BOCA RATON — More public parking will be needed in Boca Raton as the bustling downtown grows, a city study found.
Between 100 and 350 parking places in the central portion of the downtown, near Mizner Park and Royal Palm Place plazas, will be needed in the next two decades based on parking trends, according to Kimley-Horn and Associates, a consulting firm hired by the city. The firm presented the study to city officials Monday.
The firm took a sampling of mid-day and evening parking at the city’s 1,275 public spots in March and April. Only 70 percent of overall parking spots were used during peak hours, but areas such as Mizner Park saw much higher utilization, said Chris Heggen of Kimley-Horn.
That 70 percent usage “means there is enough parking supply overall in the downtown to meet the demand that is occurring,” Heggen said.
But growth in southern Palm Beach County and expected development in downtown Boca Raton indicates at least 108 parking spots will be needed within the next five years. Up to 350 parking spaces will be needed by 2040, the firm found.
A few options were recommended to alleviate parking pains:
- Surface parking. The city could purchase between 2.5 and 3.5 acres of land in the central area of downtown and create a surface parking lot.

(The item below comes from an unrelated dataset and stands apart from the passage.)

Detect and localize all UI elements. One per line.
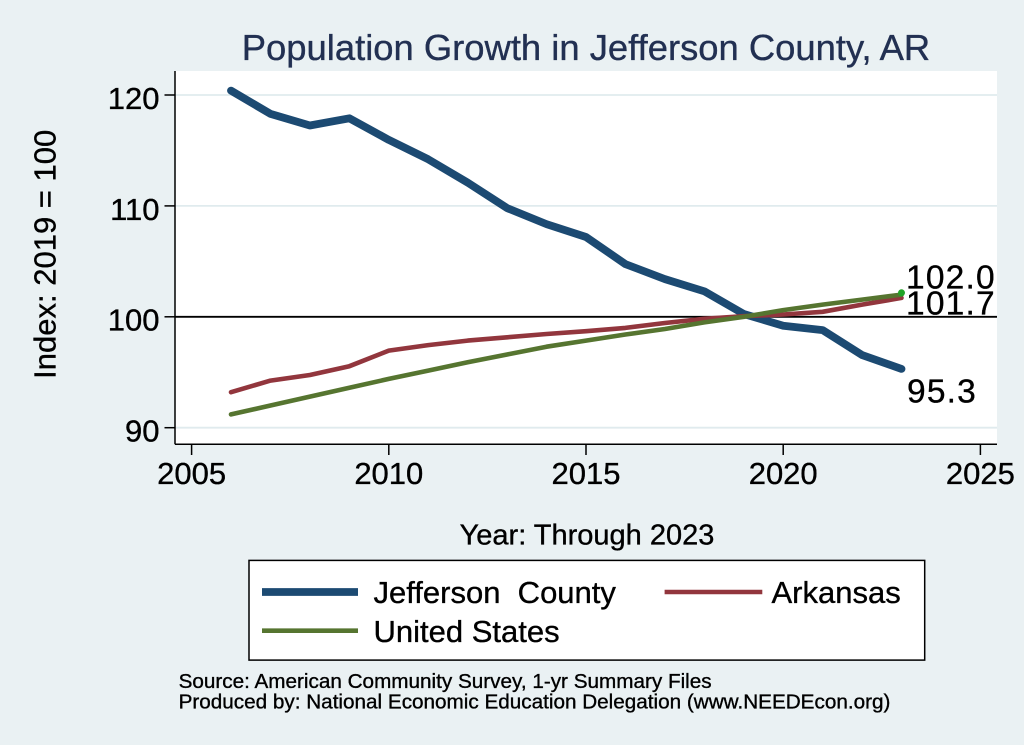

- Parking garage. About 2 acres would be needed for a parking garage in the central portion of downtown, and it would cost the city up to $10 million. The parking garage could include meters to generate revenue, Heggen said.

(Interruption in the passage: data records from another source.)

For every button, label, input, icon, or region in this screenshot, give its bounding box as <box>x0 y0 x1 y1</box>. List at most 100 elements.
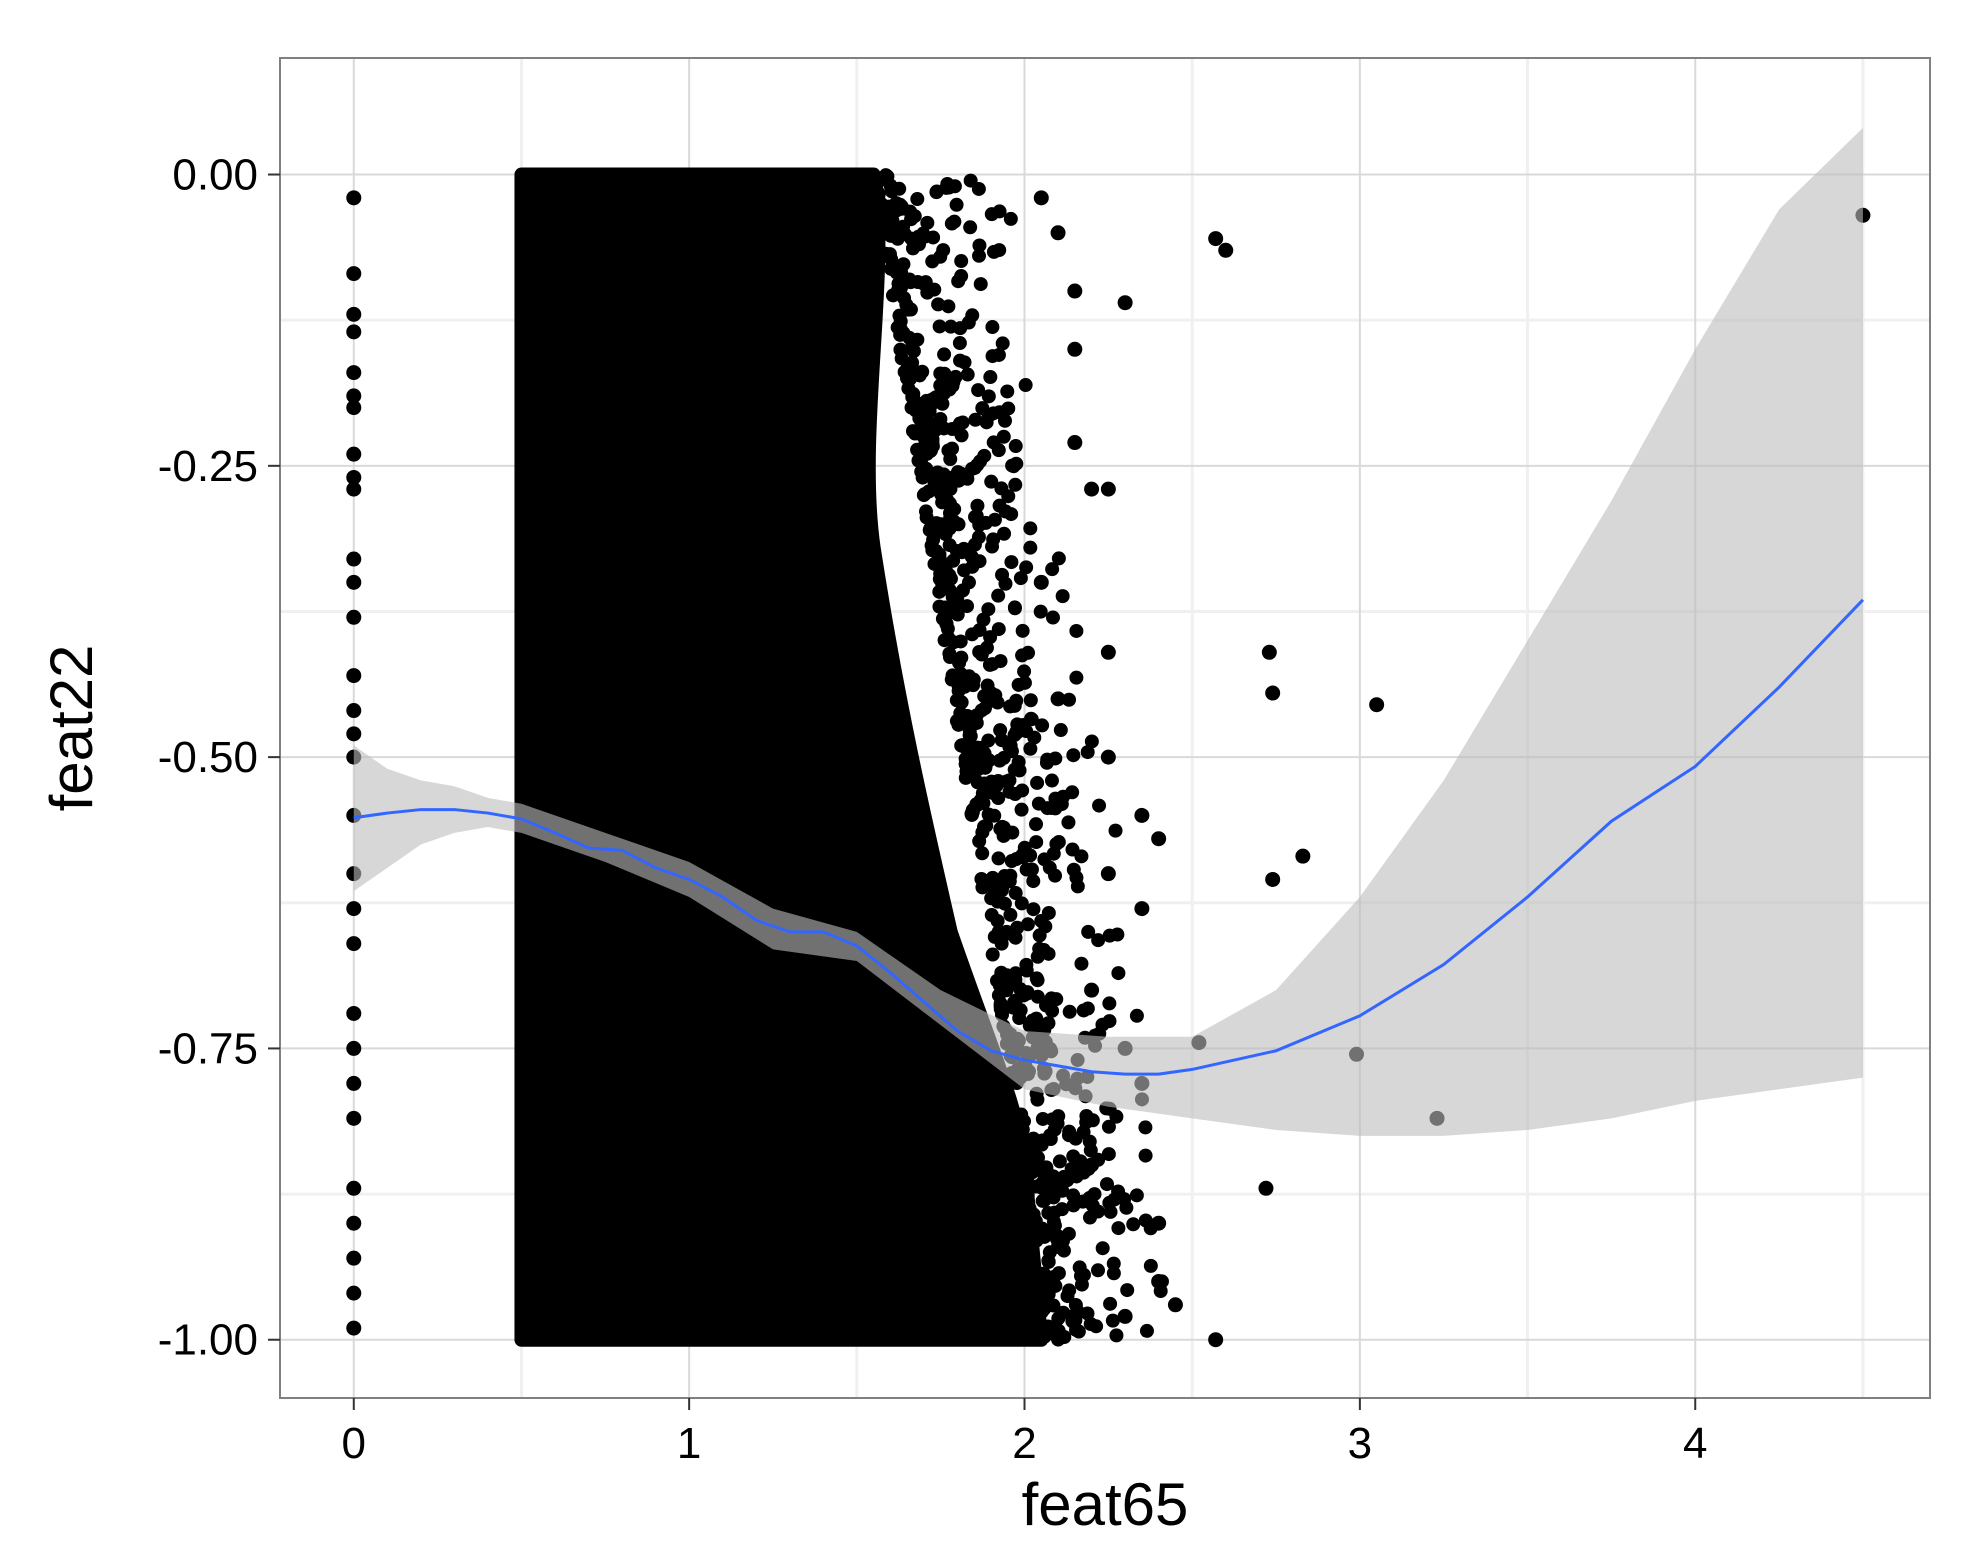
scatter-point <box>1208 1332 1224 1348</box>
scatter-point <box>970 498 985 513</box>
scatter-point <box>907 209 922 224</box>
scatter-point <box>937 633 952 648</box>
scatter-point <box>972 238 987 253</box>
scatter-point <box>1033 574 1049 590</box>
scatter-point <box>1051 835 1066 850</box>
scatter-point <box>346 609 362 625</box>
scatter-point <box>987 808 1002 823</box>
scatter-point <box>897 291 912 306</box>
scatter-point <box>1045 1003 1060 1018</box>
scatter-point <box>993 999 1008 1014</box>
scatter-point <box>1083 1316 1098 1331</box>
scatter-point <box>998 576 1013 591</box>
scatter-point <box>945 589 960 604</box>
scatter-point <box>981 602 996 617</box>
scatter-point <box>1052 1154 1067 1169</box>
scatter-point <box>894 351 909 366</box>
scatter-point <box>972 248 987 263</box>
scatter-point <box>893 322 908 337</box>
x-tick-label: 3 <box>1348 1419 1372 1468</box>
scatter-point <box>346 1250 362 1266</box>
scatter-point <box>1265 871 1281 887</box>
scatter-point <box>1055 1202 1070 1217</box>
scatter-point <box>346 551 362 567</box>
scatter-point <box>1013 571 1028 586</box>
scatter-point <box>910 442 925 457</box>
scatter-point <box>1069 623 1084 638</box>
scatter-point <box>986 244 1001 259</box>
scatter-point <box>346 306 362 322</box>
scatter-point <box>1129 1008 1144 1023</box>
scatter-point <box>1003 907 1018 922</box>
scatter-point <box>927 391 942 406</box>
scatter-point <box>1000 384 1015 399</box>
scatter-point <box>1019 957 1034 972</box>
scatter-point <box>962 728 977 743</box>
scatter-point <box>1080 1001 1095 1016</box>
scatter-point <box>1014 896 1029 911</box>
scatter-point <box>946 514 961 529</box>
scatter-point <box>876 204 891 219</box>
scatter-point <box>1167 1297 1183 1313</box>
scatter-point <box>1033 604 1048 619</box>
scatter-point <box>1069 670 1084 685</box>
scatter-point <box>942 496 957 511</box>
scatter-point <box>931 297 946 312</box>
scatter-point <box>996 750 1011 765</box>
scatter-point <box>897 227 912 242</box>
scatter-point <box>968 412 983 427</box>
scatter-point <box>974 871 989 886</box>
scatter-point <box>905 390 920 405</box>
scatter-point <box>883 228 898 243</box>
scatter-point <box>1070 879 1085 894</box>
scatter-point <box>1134 901 1150 917</box>
scatter-point <box>346 1040 362 1056</box>
scatter-point <box>1044 991 1059 1006</box>
scatter-point <box>1008 439 1023 454</box>
scatter-point <box>1041 1205 1056 1220</box>
scatter-point <box>1040 752 1055 767</box>
scatter-point <box>1051 1266 1066 1281</box>
scatter-point <box>954 269 969 284</box>
scatter-point <box>955 415 970 430</box>
panel-border <box>279 57 1931 1399</box>
scatter-point <box>346 901 362 917</box>
scatter-point <box>1004 555 1019 570</box>
scatter-point <box>966 678 981 693</box>
scatter-point <box>979 640 994 655</box>
scatter-point <box>1027 1309 1042 1324</box>
scatter-point <box>1045 562 1060 577</box>
scatter-point <box>960 599 975 614</box>
scatter-point <box>963 220 978 235</box>
scatter-point <box>937 366 952 381</box>
scatter-point <box>1026 902 1041 917</box>
scatter-point <box>346 1180 362 1196</box>
scatter-point <box>346 726 362 742</box>
scatter-point <box>973 277 988 292</box>
scatter-point <box>1042 1245 1057 1260</box>
scatter-point <box>996 828 1011 843</box>
scatter-point <box>346 1215 362 1231</box>
scatter-point <box>1080 745 1095 760</box>
scatter-point <box>1050 225 1066 241</box>
scatter-point <box>1108 823 1123 838</box>
scatter-point <box>1103 1296 1118 1311</box>
scatter-point <box>1129 1188 1144 1203</box>
scatter-point <box>938 600 953 615</box>
scatter-point <box>1023 693 1038 708</box>
scatter-point <box>1218 242 1234 258</box>
scatter-point <box>976 612 991 627</box>
scatter-point <box>936 243 951 258</box>
confidence-ribbon <box>353 127 1863 1136</box>
scatter-point <box>1258 1180 1274 1196</box>
scatter-point <box>985 879 1000 894</box>
scatter-point <box>346 574 362 590</box>
scatter-point <box>1049 1323 1064 1338</box>
scatter-point <box>1056 789 1071 804</box>
scatter-point <box>991 851 1006 866</box>
scatter-point <box>346 446 362 462</box>
scatter-point <box>1023 540 1038 555</box>
scatter-point <box>980 678 995 693</box>
scatter-point <box>1102 996 1117 1011</box>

- Off-site parking with a shuttle. The city could offer parking near the downtown and have a convenient shuttle transport visitors during peak hours.
- Public-private partnership. Agreements could be made with the owners of built and forthcoming developments to add public parking. Ideally, the city would partner with an office building, which would have parking available during peak evening hours.

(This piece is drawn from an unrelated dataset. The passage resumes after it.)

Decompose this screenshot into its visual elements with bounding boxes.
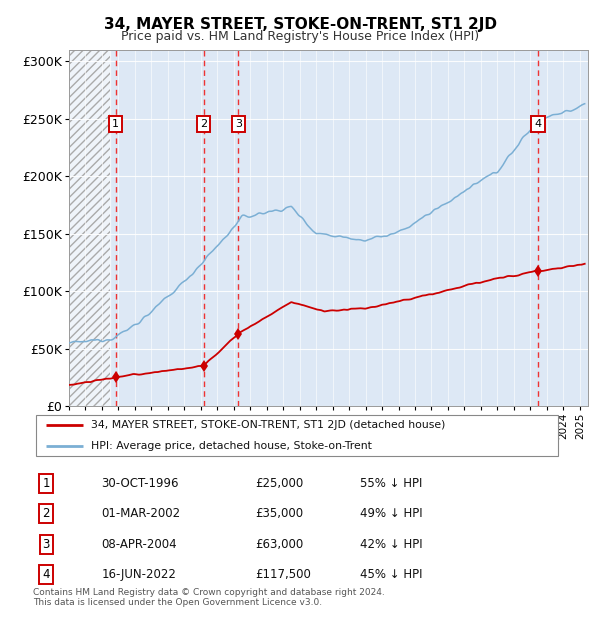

- City government campus parking. The city has discussed building a city government campus in downtown Boca Raton. Additional public parking for visitors could be taken into consideration in planned the government campus, Heggen said.
City leaders pointed out that other areas of the downtown, such as Southeast First Avenue where two new restaurants – Louie Bossi and Frank and Dino’s – have driven up parking needs, have also added to downtown demand in recent months.
“You might as well go out and count again,” Mayor Susan Haynie said.
Another option downtown is smart meters, which may eliminate free parking in certain areas.
Pay-to-park may not be ideal in downtown Boca Raton, because some of the spots are underutilized, Heggen said.
The city will collect more data before parking proposals are brought forward.